Plusieurs projets avortés et rapportés par les acteurs rencontrés font voir une autre dépendance majeure : la dépendance administrative et politique – et non plus seulement financière – à la fois à Tahiti et à l’État. Plusieurs mettent en effet en avant le rôle de normes administratives dans les échecs de ces différentes initiatives de développement et s’indignent ou critiquent la lourdeur des procédures bureaucratiques ou l’inadéquation de ces normes en contexte polynésien ou marquisien.

Un projet d’élevage bovin également institué par le Territoire sur le plateau de Toovii et ayant connu un destin similaire est aussi évoqué à plusieurs reprises par les acteurs. Un rapport d’information du sénat du 14 avril 1983 donne un aperçu des espoirs qu’a pu susciter le développement de ce secteur économique :

Le développement de l’élevage constitue pour le territoire l’un des objectifs majeurs du VIIIe plan de développement économique et social. Il s’agit à la fois de réduire la part des produits importés dans la consommation locale, de mieux équilibrer les activités des archipels et de créer des emplois.

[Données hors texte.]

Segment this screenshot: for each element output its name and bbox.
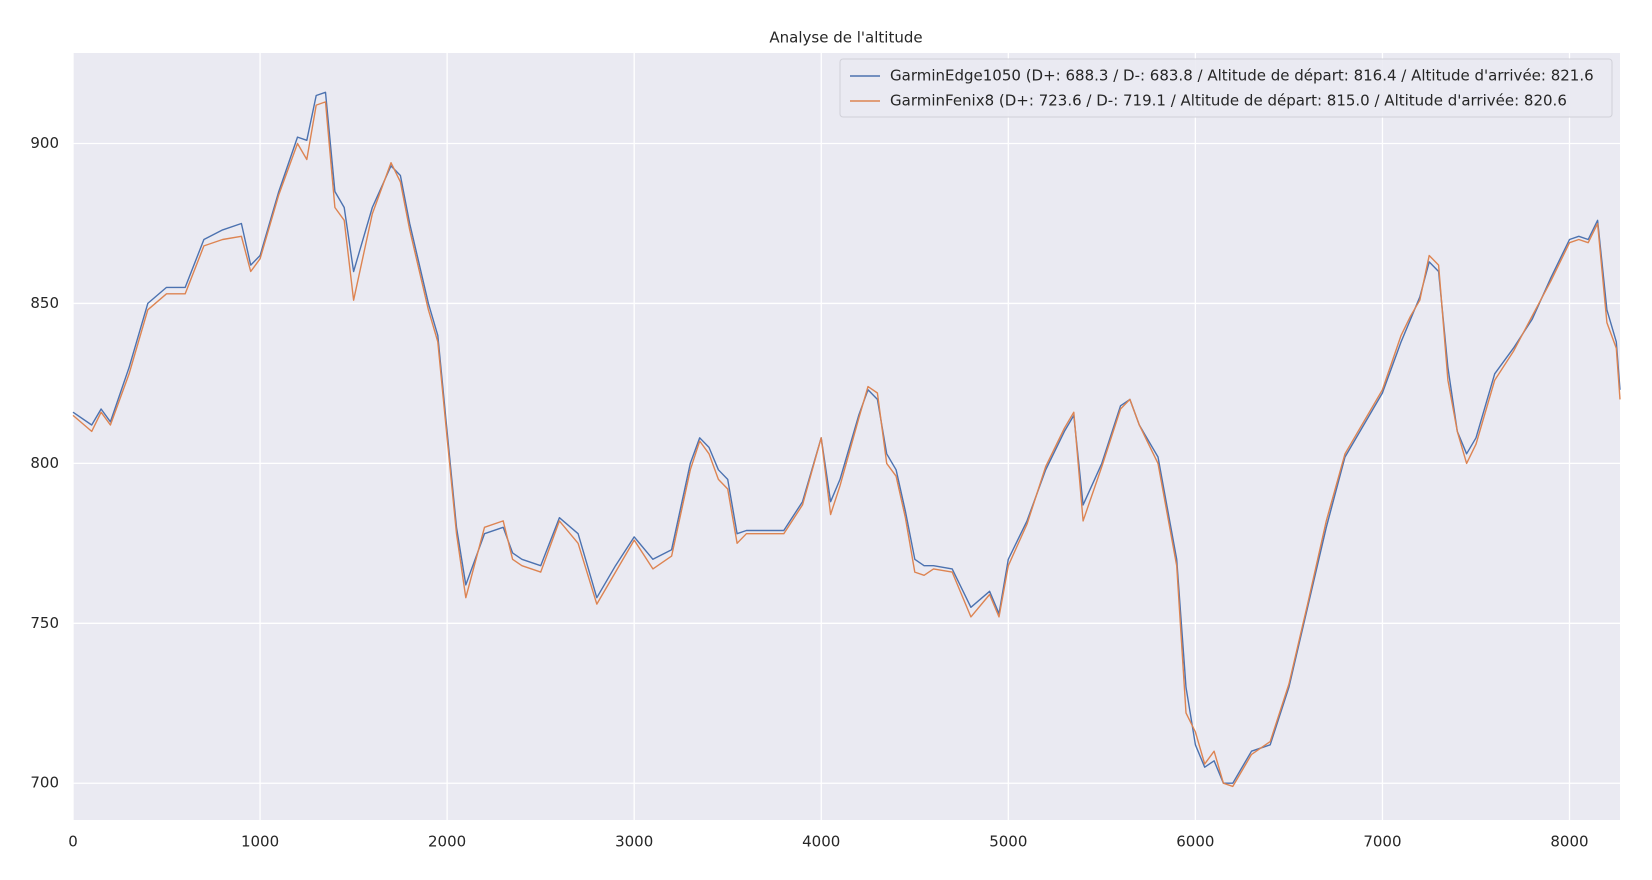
y-tick-label: 800 — [30, 454, 59, 472]
plot-area — [73, 53, 1620, 820]
line-series — [72, 91, 1621, 784]
chart-title: Analyse de l'altitude — [769, 29, 922, 47]
x-tick-label: 4000 — [802, 833, 840, 851]
legend-label: GarminFenix8 (D+: 723.6 / D-: 719.1 / Al… — [890, 92, 1567, 110]
x-tick-label: 7000 — [1363, 833, 1401, 851]
legend-box — [839, 58, 1613, 118]
line-series — [72, 101, 1621, 788]
legend-label: GarminEdge1050 (D+: 688.3 / D-: 683.8 / … — [890, 67, 1594, 85]
y-tick-label: 700 — [30, 774, 59, 792]
x-tick-label: 0 — [68, 833, 78, 851]
x-tick-label: 3000 — [615, 833, 653, 851]
x-tick-label: 5000 — [989, 833, 1027, 851]
y-tick-label: 750 — [30, 614, 59, 632]
y-tick-label: 900 — [30, 134, 59, 152]
x-tick-label: 2000 — [428, 833, 466, 851]
x-tick-label: 8000 — [1550, 833, 1588, 851]
y-tick-label: 850 — [30, 294, 59, 312]
x-tick-label: 1000 — [241, 833, 279, 851]
x-tick-label: 6000 — [1176, 833, 1214, 851]
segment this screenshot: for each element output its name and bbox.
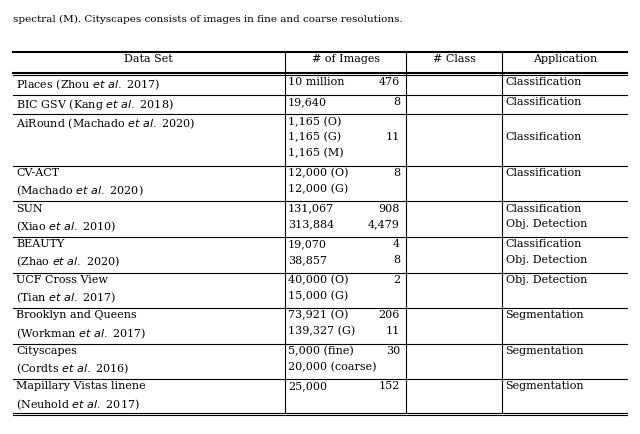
Text: 10 million: 10 million (288, 77, 344, 87)
Text: spectral (M). Cityscapes consists of images in fine and coarse resolutions.: spectral (M). Cityscapes consists of ima… (13, 15, 403, 24)
Text: Cityscapes: Cityscapes (16, 346, 77, 356)
Text: Places (Zhou $\it{et\ al.}$ 2017): Places (Zhou $\it{et\ al.}$ 2017) (16, 77, 160, 92)
Text: BIC GSV (Kang $\it{et\ al.}$ 2018): BIC GSV (Kang $\it{et\ al.}$ 2018) (16, 97, 173, 112)
Text: 8: 8 (393, 255, 400, 265)
Text: Classification: Classification (506, 168, 582, 178)
Text: Brooklyn and Queens: Brooklyn and Queens (16, 310, 137, 320)
Text: # of Images: # of Images (312, 54, 380, 64)
Text: Classification: Classification (506, 239, 582, 249)
Text: 1,165 (O): 1,165 (O) (288, 116, 341, 127)
Text: 19,070: 19,070 (288, 239, 327, 249)
Text: 313,884: 313,884 (288, 219, 334, 230)
Text: Segmentation: Segmentation (506, 346, 584, 356)
Text: 8: 8 (393, 97, 400, 107)
Text: 4: 4 (393, 239, 400, 249)
Text: Obj. Detection: Obj. Detection (506, 275, 587, 285)
Text: 1,165 (M): 1,165 (M) (288, 148, 344, 158)
Text: Segmentation: Segmentation (506, 381, 584, 391)
Text: 40,000 (O): 40,000 (O) (288, 275, 349, 285)
Text: (Machado $\it{et\ al.}$ 2020): (Machado $\it{et\ al.}$ 2020) (16, 184, 143, 198)
Text: 1,165 (G): 1,165 (G) (288, 132, 341, 143)
Text: 2: 2 (393, 275, 400, 285)
Text: 30: 30 (386, 346, 400, 356)
Text: Classification: Classification (506, 97, 582, 107)
Text: 12,000 (O): 12,000 (O) (288, 168, 349, 178)
Text: 131,067: 131,067 (288, 204, 334, 214)
Text: BEAUTY: BEAUTY (16, 239, 64, 249)
Text: 8: 8 (393, 168, 400, 178)
Text: Data Set: Data Set (124, 54, 173, 64)
Text: 15,000 (G): 15,000 (G) (288, 290, 348, 301)
Text: (Neuhold $\it{et\ al.}$ 2017): (Neuhold $\it{et\ al.}$ 2017) (16, 398, 140, 412)
Text: 152: 152 (379, 381, 400, 391)
Text: CV-ACT: CV-ACT (16, 168, 59, 178)
Text: 139,327 (G): 139,327 (G) (288, 326, 355, 336)
Text: Classification: Classification (506, 132, 582, 142)
Text: (Workman $\it{et\ al.}$ 2017): (Workman $\it{et\ al.}$ 2017) (16, 326, 147, 341)
Text: (Tian $\it{et\ al.}$ 2017): (Tian $\it{et\ al.}$ 2017) (16, 290, 116, 305)
Text: # Class: # Class (433, 54, 476, 64)
Text: Classification: Classification (506, 204, 582, 214)
Text: 19,640: 19,640 (288, 97, 327, 107)
Text: 5,000 (fine): 5,000 (fine) (288, 346, 354, 356)
Text: Application: Application (532, 54, 597, 64)
Text: AiRound (Machado $\it{et\ al.}$ 2020): AiRound (Machado $\it{et\ al.}$ 2020) (16, 116, 195, 131)
Text: 12,000 (G): 12,000 (G) (288, 184, 348, 194)
Text: (Xiao $\it{et\ al.}$ 2010): (Xiao $\it{et\ al.}$ 2010) (16, 219, 116, 234)
Text: 20,000 (coarse): 20,000 (coarse) (288, 362, 376, 372)
Text: 476: 476 (379, 77, 400, 87)
Text: 4,479: 4,479 (368, 219, 400, 230)
Text: 73,921 (O): 73,921 (O) (288, 310, 348, 321)
Text: 206: 206 (379, 310, 400, 320)
Text: 38,857: 38,857 (288, 255, 327, 265)
Text: (Cordts $\it{et\ al.}$ 2016): (Cordts $\it{et\ al.}$ 2016) (16, 362, 129, 376)
Text: Obj. Detection: Obj. Detection (506, 255, 587, 265)
Text: SUN: SUN (16, 204, 43, 214)
Text: (Zhao $\it{et\ al.}$ 2020): (Zhao $\it{et\ al.}$ 2020) (16, 255, 120, 270)
Text: Segmentation: Segmentation (506, 310, 584, 320)
Text: 11: 11 (386, 132, 400, 142)
Text: Obj. Detection: Obj. Detection (506, 219, 587, 230)
Text: Mapillary Vistas linene: Mapillary Vistas linene (16, 381, 146, 391)
Text: 25,000: 25,000 (288, 381, 327, 391)
Text: 908: 908 (379, 204, 400, 214)
Text: Classification: Classification (506, 77, 582, 87)
Text: 11: 11 (386, 326, 400, 336)
Text: UCF Cross View: UCF Cross View (16, 275, 108, 285)
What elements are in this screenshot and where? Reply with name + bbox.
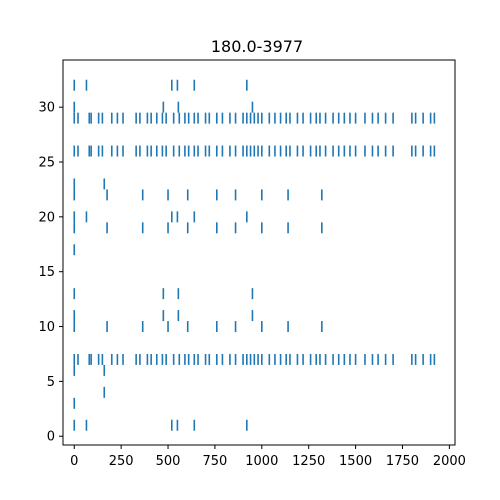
y-tick-label: 15 <box>38 265 55 280</box>
spike-marks <box>73 79 436 431</box>
x-tick-label: 1500 <box>339 454 372 469</box>
x-tick-label: 1000 <box>245 454 278 469</box>
x-tick-label: 1750 <box>386 454 419 469</box>
y-tick-label: 0 <box>47 430 55 445</box>
x-tick-label: 0 <box>70 454 78 469</box>
y-tick-label: 5 <box>47 375 55 390</box>
y-axis: 0 5 10 15 20 25 30 <box>38 101 63 445</box>
plot-frame <box>62 59 456 446</box>
x-tick-label: 250 <box>109 454 134 469</box>
y-tick-label: 30 <box>38 101 55 116</box>
x-tick-label: 2000 <box>433 454 466 469</box>
x-tick-label: 1250 <box>292 454 325 469</box>
x-tick-label: 750 <box>203 454 228 469</box>
chart-title: 180.0-3977 <box>211 37 303 56</box>
y-tick-label: 25 <box>38 156 55 171</box>
x-axis: 0 250 500 750 1000 1250 1500 1750 2000 <box>70 445 466 469</box>
x-tick-label: 500 <box>156 454 181 469</box>
y-tick-label: 10 <box>38 320 55 335</box>
y-tick-label: 20 <box>38 210 55 225</box>
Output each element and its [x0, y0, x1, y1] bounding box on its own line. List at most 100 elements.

C’est dans cette optique que le territoire, par l’intermédiaire du Service de l’économie rurale, procède actuellement à l’aménagement du plateau de Toovii à 25 kms de Taiohae à Nuku- Hiva (Marquises). Il est prévu, dans un premier temps, l’aménagement de 250 hectares de pâturages permettant d’entretenir un cheptel pouvant fournir 100 tonnes de viande bovine par an, ce qui permettrait de satisfaire les besoins de la population des îles Marquises. Cette opération devrait être menée à son terme en 1983. Par la suite, l’ensemble du plateau (environ 3.000 hectares) pourrait être mis en valeur, ce qui permettrait de produire de la viande qui serait exportée sur les autres archipels. (Valade et al. 1983: 32).

Promettant de rendre l’archipel autosubsistant en viande, avec à l’origine 700 têtes de bétail, selon D. Kimitete, la ferme n’existe plus aujourd’hui. Certains acteurs interrogés évoquent des difficultés liées aux normes d’hygiène pour la mise en place d’un abattoir. Alors que nous abordions la question de l’élevage bovin à Toovii, le quatrième adjoint à la commune de Nuku Hiva me parlait des difficultés liées « au coût des structures », aux processus administratifs bureaucratiques et aux restrictions imposées par les normes en vigueur importées de métropole :

Là on était encore en réunion ce matin et on avait... des vétérinaires qui sont venus avec le SDR [Service de développement rural], pour discuter, justement... des problèmes de l’élevage ici aux Marquises. Bon, avec le maire on expliquait que... On a une cuisine centrale, qui alimente toutes les écoles. Nous, on a une viande que je dirais qui est bio. Nos chèvres, nos bœufs, tout ça, c’est bio! Mais on peut pas donner à manger de ça à nos enfants!

P. P. : Pourquoi? T. S. : Ben, parce que...

P.P. : Ça respecte pas les normes ?

T. S. : Voilà! D’hygiène. Encore ces lois françaises, tu vois? [rire] Tu vois ce que je te dis?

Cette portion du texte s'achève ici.